Sunday, December 29, 2013

More talk of fundraising

I think I've found something that I enjoy that, while not about to solve all my financial woes, could possibly give me some additional income.  Maybe I could open an etsty shop or something.

This is good.  Here's the downside, basically all projects require you to spend on supplies beforehand.  Which I have done.  So I'm now even deeper in debt, and in a fortnight and a day it's back to school which I need medically more than academically.  This is the semester I'll graduate, you see, which means this is the semester I have to make the transition away from a medical team that knows me to one that is available to non-students and my insurance will cover.  So that's thousands of dollars of debt on the way.

And I still haven't paid for the fixing the tooth part two.  (Another one thousand two hundred in debt.)

Thus I really would like a way to do fundraising via the blog.  As I've said before, I'm always amazed and grateful at how begging for money , but I'd like to be able to give something back to those who help me beyond, "I'm not yet so broke I have to give up on blogging."

But what to give back is harder to work out.

Most of what I do is writing, but I can't write stories on command.  I mean I could try, I could say, give me a big donation and I'll try to write a story matching what you ask for when you send the donation, but it might not happen because I can and do have dry-spells and lack of inspiration and so forth.

Lonespark suggested less major writing related things like rather than writing a whole story writing in a character with the name or attributes the donater asked for.

Lonespark also suggested maybe something non-writing related, for example image manipulation which you can see examples of in these posts:

Sparklegul - Single image single scale manipulation
Sparklegul revisited - More of the same but with a technique I'd later adapt to hiding the blur of scaling.
Defiling the Mona Lisa - Using the previous technique for scaling while adjusting the colors in various ways.
Ana's Avatar - Various techniques
Ana gets the Dragon Treatment - Dragon process used on another image
The Great Eye and I opened another shop - The dragon technique used used to bring the image to a much more massive scale.
Playing with a picture (of a tree) - Previously used techniques
Destroying the Classics: Starry Night Part 1 - This is going back to single image single scale manipulation.  This scales things down so you can see the entire image.  The problem is that it also loses the details that make the images what they are.  Hence part 2.
tiny dinosaur - Multiple scaling up shenanigans.
Destroying the Classics: Mona Lisa by Van Gogh - An early attempt at combining to images by taking textures and such from one and mapping them onto the other.
We Are Star Stuff - Five examples of the same technique, each one combining textures taken from an image of globular cluster M15 with an image of myself and lonespark.  Thus showing the variation possible since all of five came from combining the same two images.

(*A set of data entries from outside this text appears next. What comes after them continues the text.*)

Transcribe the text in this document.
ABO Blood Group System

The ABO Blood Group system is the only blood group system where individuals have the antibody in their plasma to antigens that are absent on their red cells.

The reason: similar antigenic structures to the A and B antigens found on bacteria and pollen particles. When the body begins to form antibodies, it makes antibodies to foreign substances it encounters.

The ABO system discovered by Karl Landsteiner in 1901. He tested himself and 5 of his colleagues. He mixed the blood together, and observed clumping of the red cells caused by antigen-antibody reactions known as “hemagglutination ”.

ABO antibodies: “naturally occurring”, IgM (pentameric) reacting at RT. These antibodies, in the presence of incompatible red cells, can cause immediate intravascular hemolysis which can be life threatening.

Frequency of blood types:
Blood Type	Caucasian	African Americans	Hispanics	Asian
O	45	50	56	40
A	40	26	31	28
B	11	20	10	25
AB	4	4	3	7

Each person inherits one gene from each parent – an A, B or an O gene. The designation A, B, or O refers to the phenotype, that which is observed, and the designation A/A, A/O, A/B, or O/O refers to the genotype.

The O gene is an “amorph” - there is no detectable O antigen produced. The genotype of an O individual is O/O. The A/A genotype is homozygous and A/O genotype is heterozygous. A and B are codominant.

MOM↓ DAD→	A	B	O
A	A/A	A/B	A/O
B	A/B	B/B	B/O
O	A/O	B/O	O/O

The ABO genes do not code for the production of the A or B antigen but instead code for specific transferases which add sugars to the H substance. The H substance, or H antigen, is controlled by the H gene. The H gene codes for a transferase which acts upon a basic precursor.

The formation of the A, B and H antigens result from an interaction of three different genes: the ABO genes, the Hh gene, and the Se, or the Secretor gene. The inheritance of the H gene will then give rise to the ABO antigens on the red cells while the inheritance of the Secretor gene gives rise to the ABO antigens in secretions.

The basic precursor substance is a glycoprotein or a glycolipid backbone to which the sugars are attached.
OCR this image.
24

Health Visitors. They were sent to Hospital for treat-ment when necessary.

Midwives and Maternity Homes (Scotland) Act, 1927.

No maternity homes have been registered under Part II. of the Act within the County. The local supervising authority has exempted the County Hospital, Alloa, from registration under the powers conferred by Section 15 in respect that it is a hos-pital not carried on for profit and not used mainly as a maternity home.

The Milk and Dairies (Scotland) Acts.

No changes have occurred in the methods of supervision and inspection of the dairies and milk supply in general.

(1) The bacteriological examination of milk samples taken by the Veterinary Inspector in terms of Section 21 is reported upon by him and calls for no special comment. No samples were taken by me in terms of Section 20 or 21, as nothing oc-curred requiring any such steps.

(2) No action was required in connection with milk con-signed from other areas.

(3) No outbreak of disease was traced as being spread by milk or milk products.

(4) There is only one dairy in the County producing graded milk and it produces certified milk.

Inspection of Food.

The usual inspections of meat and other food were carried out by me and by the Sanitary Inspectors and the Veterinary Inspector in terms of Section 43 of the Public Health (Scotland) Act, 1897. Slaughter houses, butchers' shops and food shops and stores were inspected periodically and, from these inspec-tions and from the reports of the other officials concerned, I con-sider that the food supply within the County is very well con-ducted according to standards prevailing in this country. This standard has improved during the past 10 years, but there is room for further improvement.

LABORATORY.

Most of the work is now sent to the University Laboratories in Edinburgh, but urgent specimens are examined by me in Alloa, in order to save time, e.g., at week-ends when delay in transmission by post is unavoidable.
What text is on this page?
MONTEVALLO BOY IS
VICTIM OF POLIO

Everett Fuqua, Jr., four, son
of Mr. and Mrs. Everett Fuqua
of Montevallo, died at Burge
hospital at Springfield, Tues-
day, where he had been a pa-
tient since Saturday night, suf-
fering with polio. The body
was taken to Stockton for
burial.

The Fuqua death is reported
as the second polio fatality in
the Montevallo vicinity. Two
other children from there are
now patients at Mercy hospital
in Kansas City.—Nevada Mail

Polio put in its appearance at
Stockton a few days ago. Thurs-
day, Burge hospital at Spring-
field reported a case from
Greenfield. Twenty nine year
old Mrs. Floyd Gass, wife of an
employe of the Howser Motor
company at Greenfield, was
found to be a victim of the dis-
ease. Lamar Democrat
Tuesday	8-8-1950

And I suggested that if there's an ongoing thing I've worked on that you want me to do (say you think it's been far too long since I wrote any of Where Antichrists Come From and you want more and want it soon) if you donated and noted that preference then I could move it to the top of the Things I Have To Get Back To stack.  That doesn't mean a new installment would be the next thing posted.  There might be something else before the Things I Have To Get Back To Stack can be touched.  (I have five posts on the game Long Live The Queen scheduled to post, for example.  And some things need to be written before I forget them and thus are moved to the front of the line regardless.)

And if anyone has any suggestion for, "You could offer to do Y to people who donate," then please share it.  Because I always need seem to need money (at the moment more than usual but less than averted catastrophe of at the beginning of this month) but I want to be able to give something back to those who donate.